Discussion in 'Sports and News' started by BYH, Apr 16, 2007.

  1. ESPN didn't coin the phrase. It was invented, or at least originally popularized, by Dennis Eckersley. It refers to him walking off the field as soon as the batter makes contact because he can tell he just served up a "walk-off piece."

    And everyone had never heard the phrase at one point -- that how stuff works when it gets invented.
     
  2. Mayfly

    Mayfly Active Member

    How many times did Eck serve one up at home? ;D
     
  3. Armchair_QB

    Armchair_QB Well-Known Member

    By the way, when did the pitcher's mound become a fucking "bump"? That term annoys the fuck out of me.
     
  4. KYSportsWriter

    KYSportsWriter Well-Known Member

    Will the closer even last long enough? :D
     
  5. JackyJackBN

    JackyJackBN Guest

    I thought that walkoff business came from Eck. I'm partial to cheese and yakker; have been known to plead with a pitcher to "yak him out!" from time to time.

    There, I said it.
     
  6. Shaggy

    Shaggy Guest

    Walk-off and game-winning are two different terms, though related. You can hit a game-winning homer in the 7th if it puts your team up for good and no other runs are scored.

    Walk-off and game-ending are the same, though. I don't see what the fuss is about. What's next, outrage over the term alley-oop?
     
  7. sportschick

    sportschick Active Member

    Feel free to put walk-off in your stories, and I'll feel free to change it. It's a shitty term that has to be explained, therefore it shouldn't be used.
     
  8. BTExpress

    BTExpress Well-Known Member

    That's really for a newspaper style committee to decide. Or failing that, a quick meeting with the SE "If writer uses walk-off HR, do we use it or change it? And if we should change it, please tell him not to use it so we don't have to change it."

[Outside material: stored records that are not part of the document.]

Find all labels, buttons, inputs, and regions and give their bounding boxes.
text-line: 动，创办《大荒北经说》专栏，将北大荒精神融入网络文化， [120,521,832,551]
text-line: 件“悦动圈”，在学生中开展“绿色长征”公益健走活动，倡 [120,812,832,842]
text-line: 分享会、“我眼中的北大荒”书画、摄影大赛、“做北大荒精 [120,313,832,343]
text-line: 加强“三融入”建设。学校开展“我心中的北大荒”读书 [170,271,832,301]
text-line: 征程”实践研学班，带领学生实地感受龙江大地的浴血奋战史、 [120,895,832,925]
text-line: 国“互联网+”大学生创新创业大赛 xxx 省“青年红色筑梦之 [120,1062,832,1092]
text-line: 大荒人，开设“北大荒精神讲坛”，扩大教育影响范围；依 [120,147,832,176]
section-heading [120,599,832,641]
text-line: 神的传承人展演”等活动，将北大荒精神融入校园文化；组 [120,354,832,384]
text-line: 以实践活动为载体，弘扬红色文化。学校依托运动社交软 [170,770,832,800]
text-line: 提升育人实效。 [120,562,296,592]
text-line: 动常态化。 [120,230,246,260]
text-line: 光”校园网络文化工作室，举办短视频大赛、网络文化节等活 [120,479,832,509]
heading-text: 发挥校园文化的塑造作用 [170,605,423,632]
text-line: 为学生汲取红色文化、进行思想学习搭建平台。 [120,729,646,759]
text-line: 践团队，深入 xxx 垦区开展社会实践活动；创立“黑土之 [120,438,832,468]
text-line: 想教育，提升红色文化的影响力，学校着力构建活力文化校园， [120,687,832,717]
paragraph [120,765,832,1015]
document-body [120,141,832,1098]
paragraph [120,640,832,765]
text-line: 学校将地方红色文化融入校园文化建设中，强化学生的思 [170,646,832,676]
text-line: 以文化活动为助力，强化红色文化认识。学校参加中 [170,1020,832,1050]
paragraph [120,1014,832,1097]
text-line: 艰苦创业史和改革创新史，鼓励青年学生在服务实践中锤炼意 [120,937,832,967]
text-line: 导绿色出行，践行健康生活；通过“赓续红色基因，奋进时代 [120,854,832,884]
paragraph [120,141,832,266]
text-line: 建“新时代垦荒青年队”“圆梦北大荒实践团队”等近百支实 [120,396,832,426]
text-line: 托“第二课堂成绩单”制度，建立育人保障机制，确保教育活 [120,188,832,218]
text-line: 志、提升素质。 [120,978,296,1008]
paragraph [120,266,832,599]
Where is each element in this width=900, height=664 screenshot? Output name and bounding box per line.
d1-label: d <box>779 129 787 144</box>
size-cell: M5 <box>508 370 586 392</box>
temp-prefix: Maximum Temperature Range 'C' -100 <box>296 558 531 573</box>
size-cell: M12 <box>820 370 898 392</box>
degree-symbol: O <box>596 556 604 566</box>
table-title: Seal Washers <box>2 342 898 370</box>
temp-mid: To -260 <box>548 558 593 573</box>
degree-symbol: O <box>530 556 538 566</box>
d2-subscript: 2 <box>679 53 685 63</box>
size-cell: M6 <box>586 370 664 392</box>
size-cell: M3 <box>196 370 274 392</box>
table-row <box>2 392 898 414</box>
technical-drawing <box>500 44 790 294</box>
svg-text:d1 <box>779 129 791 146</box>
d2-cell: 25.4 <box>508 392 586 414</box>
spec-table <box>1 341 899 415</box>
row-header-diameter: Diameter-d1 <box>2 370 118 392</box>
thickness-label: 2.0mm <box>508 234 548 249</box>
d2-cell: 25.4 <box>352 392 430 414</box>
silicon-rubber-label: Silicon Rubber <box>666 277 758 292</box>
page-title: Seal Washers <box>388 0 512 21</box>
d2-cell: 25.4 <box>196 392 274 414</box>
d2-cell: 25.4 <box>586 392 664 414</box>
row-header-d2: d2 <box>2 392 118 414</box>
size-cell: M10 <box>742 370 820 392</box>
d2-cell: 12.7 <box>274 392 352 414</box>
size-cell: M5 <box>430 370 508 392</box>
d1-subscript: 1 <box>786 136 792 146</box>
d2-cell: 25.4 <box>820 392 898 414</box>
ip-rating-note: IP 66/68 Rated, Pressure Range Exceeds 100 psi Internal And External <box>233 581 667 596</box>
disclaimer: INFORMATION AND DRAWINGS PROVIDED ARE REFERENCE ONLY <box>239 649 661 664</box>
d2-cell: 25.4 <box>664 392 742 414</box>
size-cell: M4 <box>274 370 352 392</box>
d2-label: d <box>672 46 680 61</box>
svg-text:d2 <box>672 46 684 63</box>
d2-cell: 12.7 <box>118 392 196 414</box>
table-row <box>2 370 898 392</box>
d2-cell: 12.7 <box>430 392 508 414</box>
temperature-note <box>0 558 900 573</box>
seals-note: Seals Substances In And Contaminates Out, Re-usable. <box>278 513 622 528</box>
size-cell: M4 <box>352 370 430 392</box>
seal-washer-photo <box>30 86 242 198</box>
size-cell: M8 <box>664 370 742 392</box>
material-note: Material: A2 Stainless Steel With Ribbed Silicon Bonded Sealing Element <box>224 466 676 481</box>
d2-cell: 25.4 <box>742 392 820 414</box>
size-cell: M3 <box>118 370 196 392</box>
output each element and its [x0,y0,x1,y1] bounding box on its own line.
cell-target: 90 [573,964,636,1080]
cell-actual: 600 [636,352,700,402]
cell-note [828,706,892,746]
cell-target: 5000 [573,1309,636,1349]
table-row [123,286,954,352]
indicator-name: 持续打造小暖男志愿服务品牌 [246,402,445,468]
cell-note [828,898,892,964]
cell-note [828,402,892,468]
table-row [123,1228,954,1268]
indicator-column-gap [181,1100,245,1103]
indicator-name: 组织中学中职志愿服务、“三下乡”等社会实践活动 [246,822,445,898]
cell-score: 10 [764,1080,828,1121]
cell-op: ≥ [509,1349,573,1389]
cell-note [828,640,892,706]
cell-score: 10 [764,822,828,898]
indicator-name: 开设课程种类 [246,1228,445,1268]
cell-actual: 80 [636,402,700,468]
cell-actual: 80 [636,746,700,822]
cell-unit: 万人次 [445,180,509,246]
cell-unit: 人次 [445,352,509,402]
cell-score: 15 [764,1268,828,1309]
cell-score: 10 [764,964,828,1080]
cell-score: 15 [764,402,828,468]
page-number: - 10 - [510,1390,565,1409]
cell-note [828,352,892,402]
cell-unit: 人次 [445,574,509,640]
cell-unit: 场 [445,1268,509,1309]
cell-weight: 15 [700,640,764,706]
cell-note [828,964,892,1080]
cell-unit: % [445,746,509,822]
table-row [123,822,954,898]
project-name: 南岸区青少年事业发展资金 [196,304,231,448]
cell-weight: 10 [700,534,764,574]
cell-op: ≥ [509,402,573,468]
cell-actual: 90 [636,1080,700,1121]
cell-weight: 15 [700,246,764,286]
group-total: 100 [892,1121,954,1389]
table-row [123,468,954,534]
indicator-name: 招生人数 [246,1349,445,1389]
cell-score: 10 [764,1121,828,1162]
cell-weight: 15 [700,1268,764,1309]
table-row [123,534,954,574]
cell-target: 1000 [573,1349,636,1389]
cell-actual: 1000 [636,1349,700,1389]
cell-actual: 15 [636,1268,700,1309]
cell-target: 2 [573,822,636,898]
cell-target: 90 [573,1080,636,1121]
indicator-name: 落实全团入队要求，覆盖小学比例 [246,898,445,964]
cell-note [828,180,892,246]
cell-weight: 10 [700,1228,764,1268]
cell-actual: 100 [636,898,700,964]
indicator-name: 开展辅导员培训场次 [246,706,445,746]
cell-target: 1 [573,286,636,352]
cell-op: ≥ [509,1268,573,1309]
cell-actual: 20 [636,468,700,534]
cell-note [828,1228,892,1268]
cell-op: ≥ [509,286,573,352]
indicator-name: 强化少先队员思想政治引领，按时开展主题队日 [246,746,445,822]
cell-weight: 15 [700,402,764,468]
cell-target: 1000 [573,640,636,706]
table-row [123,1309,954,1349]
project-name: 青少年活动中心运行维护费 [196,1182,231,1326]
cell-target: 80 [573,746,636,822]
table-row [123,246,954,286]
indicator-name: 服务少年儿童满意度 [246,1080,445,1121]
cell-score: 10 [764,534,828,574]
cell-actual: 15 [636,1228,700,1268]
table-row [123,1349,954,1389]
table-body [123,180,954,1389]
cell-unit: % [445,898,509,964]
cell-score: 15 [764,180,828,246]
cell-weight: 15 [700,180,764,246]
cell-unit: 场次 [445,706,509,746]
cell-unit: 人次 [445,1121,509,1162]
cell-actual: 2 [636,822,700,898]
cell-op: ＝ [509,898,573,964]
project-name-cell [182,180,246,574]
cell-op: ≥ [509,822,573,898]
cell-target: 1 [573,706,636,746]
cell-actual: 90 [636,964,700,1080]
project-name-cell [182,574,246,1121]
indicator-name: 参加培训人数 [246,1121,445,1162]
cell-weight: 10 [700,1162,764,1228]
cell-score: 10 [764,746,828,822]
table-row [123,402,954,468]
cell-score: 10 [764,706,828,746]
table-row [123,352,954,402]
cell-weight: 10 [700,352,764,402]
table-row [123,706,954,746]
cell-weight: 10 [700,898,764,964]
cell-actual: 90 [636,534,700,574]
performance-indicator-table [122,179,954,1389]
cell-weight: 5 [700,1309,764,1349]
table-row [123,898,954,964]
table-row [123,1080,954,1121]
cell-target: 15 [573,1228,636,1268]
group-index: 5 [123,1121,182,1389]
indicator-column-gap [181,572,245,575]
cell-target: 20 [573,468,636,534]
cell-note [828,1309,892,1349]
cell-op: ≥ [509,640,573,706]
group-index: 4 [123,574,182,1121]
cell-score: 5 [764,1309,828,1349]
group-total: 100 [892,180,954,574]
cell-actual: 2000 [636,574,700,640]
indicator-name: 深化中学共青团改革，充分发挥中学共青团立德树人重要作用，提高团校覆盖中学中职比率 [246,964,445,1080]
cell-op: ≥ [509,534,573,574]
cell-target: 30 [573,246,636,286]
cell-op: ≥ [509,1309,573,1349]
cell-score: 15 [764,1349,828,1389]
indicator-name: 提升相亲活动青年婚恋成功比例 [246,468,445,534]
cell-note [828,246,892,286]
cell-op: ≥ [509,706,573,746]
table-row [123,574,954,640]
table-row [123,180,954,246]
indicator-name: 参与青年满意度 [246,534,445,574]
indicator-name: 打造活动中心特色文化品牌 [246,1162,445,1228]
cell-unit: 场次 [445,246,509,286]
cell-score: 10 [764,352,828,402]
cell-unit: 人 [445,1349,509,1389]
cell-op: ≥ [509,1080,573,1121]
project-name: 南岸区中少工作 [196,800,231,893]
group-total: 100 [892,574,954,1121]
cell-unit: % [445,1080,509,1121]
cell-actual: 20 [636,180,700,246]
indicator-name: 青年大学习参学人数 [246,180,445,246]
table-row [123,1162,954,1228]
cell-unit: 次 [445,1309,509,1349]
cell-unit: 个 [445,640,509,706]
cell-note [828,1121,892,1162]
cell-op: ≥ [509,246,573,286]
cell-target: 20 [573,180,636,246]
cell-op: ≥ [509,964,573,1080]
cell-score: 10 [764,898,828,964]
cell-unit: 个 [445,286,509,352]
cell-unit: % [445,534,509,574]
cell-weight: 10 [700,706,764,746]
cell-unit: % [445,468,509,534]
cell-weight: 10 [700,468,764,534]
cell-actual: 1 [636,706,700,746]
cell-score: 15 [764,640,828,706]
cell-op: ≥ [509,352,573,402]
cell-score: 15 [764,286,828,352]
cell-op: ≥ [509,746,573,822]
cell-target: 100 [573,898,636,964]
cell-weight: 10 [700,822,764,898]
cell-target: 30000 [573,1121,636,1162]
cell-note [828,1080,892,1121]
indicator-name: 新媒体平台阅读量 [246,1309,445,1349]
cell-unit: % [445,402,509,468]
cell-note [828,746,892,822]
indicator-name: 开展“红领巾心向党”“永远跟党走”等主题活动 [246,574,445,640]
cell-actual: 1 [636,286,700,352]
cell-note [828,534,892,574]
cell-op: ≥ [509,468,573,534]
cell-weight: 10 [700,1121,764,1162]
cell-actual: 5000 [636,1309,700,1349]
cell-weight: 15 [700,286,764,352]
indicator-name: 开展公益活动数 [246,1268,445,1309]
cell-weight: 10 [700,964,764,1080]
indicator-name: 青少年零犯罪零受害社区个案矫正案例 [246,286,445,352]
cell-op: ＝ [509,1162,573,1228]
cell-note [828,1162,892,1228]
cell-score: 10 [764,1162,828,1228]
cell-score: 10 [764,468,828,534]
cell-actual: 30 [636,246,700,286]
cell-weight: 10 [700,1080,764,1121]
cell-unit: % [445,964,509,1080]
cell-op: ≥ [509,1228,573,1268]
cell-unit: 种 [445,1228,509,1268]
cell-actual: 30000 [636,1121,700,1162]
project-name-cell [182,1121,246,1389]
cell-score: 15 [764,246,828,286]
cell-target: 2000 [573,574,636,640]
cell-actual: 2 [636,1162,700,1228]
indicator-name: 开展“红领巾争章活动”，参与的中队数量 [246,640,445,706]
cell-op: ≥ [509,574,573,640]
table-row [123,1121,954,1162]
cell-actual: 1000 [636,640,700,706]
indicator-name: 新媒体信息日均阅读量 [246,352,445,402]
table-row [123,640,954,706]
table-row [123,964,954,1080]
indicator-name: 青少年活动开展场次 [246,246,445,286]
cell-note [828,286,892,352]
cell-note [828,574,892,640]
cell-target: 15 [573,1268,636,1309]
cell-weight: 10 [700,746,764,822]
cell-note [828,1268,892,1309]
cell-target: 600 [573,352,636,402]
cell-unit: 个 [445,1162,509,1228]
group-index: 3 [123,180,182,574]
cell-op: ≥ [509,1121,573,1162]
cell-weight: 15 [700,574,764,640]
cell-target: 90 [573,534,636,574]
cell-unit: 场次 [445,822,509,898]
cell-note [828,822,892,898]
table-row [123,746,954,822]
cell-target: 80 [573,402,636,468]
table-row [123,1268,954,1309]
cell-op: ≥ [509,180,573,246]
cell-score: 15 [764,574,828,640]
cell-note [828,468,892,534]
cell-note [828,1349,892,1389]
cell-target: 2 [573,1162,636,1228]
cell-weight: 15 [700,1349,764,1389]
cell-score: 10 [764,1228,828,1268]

    Otherwise, you get Monday's copy editor changing it, Tuesday's allowing it, Wednesday's changing it . . . and so on. Doesn't do the writer or the reader any good.
     
  9. ondeadline

    ondeadline Well-Known Member

    Sounds like a good plan to me.
     
  10. Shaggy

    Shaggy Guest

    A term that has to be explained? How is it any different from alley oop, suicide squeeze, flea flicker or birdie, eagle, par and bogey?

    100 percent of the readers aren't going to know 100 percent of the terms we use. And every article can't be a remedial course. That's how it is.
     
  11. sportschick

    sportschick Active Member

    You won't get away several of those with me either. There's no need to use jargon, and that's what walkoff is. It's in your story and I'm editing it, it disappears and I reiterate to you that we don't use that term at this paper.
     
  12. BTExpress

    BTExpress Well-Known Member

    Now I'm curious:

    Other than perhaps alley-oop (which to me is an acceptable way to describe a certain kind of assist leading to a dunk), exactly which of these terms wouldn't make the cut at your paper?

    If it's any of the last four, I've just got to see your golf coverage.